While Amazon insists that its grocery stores were built with a privacy-first approach, the fact is that as more people shop in it, the more data it will gather on consumer habits. The inevitable debate over the convenience vs privacy tradeoff will begin to gather steam.
Amazon doesn’t have a great track record of maintaining privacy around shopping and payment habits in any case. Its co-branded credit card routinely shared personal information with several third parties, and so far there hasn’t been any evidence to suggest a different approach.
In fact, Amazon’s only increasing the technological sophistication of its contactless grocery stores. Newly installed Amazon One scanners allow shoppers to pay for their goods by hovering the palm of their hand over a scanner. That’s another potential privacy nightmare.
By January 2019, Amazon had sold over 100 million internet-connected Echo and Echo Dot devices, giving it a solid foothold in the household voice assistant market. But Alexa, the voice-enabled digital assistant that comes front loaded on Echo devices, isn’t without her fair share of privacy transgressions.
Alexa has sent people copies of voice recordings they never asked for, even recording conversations between husband and wife. German security researchers have demonstrated how Alexa-connected devices don’t incorporate privacy best practices and are easy to crack.
Even Amazon has admitted that employees are asked to eavesdrop on Alexa’s conversations, defending the practice by saying that the data is used to “improve the customer experience” and “train its speech recognition and natural language understanding systems.” That’s poor optics, no matter how you slice and dice it.
For a large tech conglomerate, Amazon has the most exposure to potential labor unionization and strikes. It relies on hundreds of thousands of frontline workers around the globe to package and ship its products in sprawling fulfillment centers. Labor issues can cause shipping disruptions, preventing the company from meeting its tight Amazon Prime delivery timelines.
Warehouse conditions at Amazon are notoriously poor and employees have agitated for change on several occasions. Despite that, Amazon has successfully prevented its warehouse workers from unionizing and demanding greater benefits.
Part of the reason could be the hardline approach it takes towards its workers. Amazon has spent hundreds of thousands of dollars in building software to visualize data on unions around the world, while also hiring for roles to “monitor labor organizing threats.” Corporate employees at the company routinely spy on Facebook groups and other online platforms used by fulfilment staff to communicate with each other.
Surveillance tech for the government
Amazon’s Rekognition, a facial recognition tool, has attracted a spate of criticism since it launched in 2018. The error-prone technology has mistakenly matched members of Congress with a crime database, and an MIT study found that it misidentified darker-skinned women as men 31% of the time. However, Amazon has lobbied for Rekognition to be used at the U.S. border as well as with local law enforcement personnel.

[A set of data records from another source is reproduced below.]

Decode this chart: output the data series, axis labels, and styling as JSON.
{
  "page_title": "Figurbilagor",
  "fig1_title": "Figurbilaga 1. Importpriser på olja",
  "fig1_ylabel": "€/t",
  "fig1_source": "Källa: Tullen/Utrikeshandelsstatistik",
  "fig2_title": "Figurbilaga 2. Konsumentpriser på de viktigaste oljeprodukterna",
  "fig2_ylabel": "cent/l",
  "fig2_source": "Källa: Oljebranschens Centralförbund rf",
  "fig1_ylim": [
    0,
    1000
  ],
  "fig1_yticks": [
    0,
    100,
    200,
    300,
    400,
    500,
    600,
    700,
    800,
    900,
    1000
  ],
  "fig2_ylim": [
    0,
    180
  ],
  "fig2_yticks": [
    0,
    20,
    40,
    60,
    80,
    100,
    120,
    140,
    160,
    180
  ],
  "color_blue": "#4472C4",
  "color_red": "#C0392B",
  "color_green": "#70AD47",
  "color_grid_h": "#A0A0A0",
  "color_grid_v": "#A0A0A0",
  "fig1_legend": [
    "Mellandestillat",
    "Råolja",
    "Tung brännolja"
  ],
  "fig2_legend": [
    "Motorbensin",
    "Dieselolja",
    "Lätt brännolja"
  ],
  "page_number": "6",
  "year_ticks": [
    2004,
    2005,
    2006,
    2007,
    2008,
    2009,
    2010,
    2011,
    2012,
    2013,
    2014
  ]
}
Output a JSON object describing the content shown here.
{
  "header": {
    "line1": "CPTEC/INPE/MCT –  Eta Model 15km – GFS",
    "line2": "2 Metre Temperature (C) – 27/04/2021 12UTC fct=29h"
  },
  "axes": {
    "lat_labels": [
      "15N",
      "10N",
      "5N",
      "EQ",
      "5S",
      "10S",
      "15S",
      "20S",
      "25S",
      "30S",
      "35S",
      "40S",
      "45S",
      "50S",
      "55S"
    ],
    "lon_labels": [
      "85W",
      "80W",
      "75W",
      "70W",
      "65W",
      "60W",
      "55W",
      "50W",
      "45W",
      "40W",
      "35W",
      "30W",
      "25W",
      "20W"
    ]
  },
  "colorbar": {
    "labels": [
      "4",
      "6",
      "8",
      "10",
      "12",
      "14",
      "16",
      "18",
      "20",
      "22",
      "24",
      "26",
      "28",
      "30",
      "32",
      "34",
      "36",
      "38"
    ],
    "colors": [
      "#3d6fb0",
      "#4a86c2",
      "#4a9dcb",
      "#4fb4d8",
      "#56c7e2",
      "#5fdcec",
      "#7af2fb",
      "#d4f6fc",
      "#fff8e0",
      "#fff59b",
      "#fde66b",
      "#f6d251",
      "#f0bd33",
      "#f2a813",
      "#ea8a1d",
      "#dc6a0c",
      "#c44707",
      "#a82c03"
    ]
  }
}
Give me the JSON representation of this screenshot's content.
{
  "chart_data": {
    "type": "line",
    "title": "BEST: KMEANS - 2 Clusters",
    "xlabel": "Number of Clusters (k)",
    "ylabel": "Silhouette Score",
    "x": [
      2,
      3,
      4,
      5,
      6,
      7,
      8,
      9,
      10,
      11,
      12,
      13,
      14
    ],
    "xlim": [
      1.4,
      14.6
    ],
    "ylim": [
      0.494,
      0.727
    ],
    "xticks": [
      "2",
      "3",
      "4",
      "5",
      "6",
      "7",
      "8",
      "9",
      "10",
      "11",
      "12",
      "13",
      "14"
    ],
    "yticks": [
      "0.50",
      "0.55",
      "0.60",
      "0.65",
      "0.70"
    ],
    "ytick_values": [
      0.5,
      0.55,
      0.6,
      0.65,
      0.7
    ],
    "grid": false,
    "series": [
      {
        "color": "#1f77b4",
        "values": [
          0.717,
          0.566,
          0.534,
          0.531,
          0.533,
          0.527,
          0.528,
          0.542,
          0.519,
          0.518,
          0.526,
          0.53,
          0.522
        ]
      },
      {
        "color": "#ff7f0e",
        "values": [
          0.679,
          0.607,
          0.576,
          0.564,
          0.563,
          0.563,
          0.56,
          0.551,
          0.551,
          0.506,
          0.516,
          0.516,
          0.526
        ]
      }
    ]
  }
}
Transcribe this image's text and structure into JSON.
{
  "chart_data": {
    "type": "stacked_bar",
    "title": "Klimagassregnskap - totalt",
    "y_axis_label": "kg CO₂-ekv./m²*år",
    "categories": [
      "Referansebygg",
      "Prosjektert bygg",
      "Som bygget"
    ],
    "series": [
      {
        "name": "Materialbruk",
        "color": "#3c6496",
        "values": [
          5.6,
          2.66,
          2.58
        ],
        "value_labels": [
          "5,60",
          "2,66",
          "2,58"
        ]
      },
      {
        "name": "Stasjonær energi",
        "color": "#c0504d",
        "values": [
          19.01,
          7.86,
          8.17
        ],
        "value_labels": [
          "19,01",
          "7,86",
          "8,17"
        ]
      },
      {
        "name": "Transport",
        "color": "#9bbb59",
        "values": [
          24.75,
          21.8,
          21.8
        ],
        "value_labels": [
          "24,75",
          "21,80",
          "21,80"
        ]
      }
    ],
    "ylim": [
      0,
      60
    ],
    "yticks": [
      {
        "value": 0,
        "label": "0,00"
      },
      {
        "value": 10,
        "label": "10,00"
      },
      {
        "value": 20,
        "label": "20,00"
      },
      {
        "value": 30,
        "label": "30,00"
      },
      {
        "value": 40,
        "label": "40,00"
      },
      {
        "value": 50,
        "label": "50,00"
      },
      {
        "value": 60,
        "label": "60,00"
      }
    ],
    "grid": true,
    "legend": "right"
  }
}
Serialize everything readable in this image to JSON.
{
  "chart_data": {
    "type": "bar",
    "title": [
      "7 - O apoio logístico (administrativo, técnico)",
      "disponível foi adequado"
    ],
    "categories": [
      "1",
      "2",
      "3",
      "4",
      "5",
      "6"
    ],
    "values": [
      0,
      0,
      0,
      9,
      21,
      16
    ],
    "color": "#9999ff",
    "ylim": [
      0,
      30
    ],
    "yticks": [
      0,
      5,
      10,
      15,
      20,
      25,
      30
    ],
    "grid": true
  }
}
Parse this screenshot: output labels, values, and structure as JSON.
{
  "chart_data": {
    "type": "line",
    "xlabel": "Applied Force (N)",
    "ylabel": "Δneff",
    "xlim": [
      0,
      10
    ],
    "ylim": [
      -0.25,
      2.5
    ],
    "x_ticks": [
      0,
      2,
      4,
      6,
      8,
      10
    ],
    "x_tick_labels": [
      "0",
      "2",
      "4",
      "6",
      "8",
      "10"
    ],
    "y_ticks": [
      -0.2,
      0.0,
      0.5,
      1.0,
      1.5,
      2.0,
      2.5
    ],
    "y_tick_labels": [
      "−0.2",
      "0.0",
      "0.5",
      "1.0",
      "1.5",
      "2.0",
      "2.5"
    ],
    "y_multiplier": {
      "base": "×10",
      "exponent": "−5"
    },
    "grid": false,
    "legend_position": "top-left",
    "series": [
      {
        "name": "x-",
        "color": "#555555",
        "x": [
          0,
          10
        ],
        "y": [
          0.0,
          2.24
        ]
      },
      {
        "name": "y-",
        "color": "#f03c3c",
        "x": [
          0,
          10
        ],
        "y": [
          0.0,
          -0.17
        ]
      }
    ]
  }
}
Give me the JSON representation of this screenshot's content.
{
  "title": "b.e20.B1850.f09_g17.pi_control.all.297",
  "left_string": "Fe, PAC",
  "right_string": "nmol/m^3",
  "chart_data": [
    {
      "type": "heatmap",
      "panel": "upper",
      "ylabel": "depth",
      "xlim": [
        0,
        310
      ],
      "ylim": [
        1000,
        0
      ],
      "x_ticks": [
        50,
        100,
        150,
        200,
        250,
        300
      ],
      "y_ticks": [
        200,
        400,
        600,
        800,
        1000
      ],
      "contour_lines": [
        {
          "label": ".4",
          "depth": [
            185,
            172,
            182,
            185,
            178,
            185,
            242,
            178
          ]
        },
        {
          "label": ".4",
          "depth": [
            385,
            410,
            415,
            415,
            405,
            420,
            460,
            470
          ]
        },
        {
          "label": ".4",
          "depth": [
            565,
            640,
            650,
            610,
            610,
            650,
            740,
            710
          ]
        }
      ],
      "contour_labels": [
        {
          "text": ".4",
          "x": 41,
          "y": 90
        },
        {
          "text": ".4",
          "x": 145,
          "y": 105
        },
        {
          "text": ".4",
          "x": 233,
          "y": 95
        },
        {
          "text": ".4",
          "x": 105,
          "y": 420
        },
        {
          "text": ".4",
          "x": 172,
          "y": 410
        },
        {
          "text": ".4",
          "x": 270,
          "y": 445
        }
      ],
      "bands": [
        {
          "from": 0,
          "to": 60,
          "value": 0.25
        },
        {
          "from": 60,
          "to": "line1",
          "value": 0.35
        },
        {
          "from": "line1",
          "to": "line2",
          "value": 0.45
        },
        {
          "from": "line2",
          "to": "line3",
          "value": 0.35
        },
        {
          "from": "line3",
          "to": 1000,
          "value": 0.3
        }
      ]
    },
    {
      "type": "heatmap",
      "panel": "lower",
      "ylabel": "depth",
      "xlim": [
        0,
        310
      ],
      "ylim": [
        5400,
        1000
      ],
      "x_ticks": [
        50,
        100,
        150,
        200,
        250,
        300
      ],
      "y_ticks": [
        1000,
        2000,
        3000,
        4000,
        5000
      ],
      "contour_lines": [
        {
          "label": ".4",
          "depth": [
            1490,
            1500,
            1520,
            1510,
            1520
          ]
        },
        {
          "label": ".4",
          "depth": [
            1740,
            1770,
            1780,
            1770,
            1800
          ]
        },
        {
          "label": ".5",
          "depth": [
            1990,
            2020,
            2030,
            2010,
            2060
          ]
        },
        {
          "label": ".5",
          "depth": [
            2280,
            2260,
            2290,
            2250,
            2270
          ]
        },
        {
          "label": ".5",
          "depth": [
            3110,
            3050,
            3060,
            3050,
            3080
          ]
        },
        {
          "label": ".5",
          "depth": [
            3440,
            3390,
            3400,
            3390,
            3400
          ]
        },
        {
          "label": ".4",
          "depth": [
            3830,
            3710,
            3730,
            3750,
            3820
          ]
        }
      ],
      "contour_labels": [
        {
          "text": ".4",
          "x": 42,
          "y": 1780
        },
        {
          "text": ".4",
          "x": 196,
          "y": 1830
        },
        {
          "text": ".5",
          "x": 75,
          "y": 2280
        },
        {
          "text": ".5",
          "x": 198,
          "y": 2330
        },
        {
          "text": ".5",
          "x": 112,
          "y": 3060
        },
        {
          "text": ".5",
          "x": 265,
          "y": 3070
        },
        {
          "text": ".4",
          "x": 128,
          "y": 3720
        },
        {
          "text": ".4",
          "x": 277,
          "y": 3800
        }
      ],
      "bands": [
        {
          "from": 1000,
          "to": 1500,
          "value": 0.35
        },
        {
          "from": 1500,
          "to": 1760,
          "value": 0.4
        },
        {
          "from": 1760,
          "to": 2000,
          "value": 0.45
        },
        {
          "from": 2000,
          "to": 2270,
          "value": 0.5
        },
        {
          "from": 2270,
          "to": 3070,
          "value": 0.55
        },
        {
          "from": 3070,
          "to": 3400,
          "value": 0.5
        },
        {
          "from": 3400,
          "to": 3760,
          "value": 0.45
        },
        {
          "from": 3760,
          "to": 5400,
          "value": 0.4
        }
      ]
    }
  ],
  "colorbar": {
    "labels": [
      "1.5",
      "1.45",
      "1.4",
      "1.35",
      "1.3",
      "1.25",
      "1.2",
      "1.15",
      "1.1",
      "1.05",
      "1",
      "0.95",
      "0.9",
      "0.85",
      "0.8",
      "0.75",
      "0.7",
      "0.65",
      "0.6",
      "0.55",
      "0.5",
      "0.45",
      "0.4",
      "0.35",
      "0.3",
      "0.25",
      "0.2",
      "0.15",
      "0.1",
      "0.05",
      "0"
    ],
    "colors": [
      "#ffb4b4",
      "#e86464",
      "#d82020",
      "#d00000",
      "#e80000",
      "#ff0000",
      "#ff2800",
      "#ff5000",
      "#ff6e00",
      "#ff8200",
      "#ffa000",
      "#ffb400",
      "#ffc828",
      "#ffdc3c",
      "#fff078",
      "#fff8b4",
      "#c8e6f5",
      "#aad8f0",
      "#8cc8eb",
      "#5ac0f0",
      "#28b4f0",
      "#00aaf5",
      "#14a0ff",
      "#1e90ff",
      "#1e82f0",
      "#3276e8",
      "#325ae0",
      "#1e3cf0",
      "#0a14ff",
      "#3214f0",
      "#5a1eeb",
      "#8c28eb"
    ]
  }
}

Following mass civil unrest in the U.S. earlier this year, Amazon issued a one-year moratorium on providing law enforcement agencies sophisticated facial recognition technology. But it hasn’t ruled out collaboration in the future. What’s more, it also hired former NSA chief Keith Alexander to serve on its board of directors—a move that will only strengthen Amazon’s relationship with the Pentagon.
Can you hide from Amazon?
Admittedly, it can be difficult to quit a company when its reach covers so many areas of modern life. But the best way to opt out of most of Amazon’s surveillance practices is by refusing to buy Amazon products.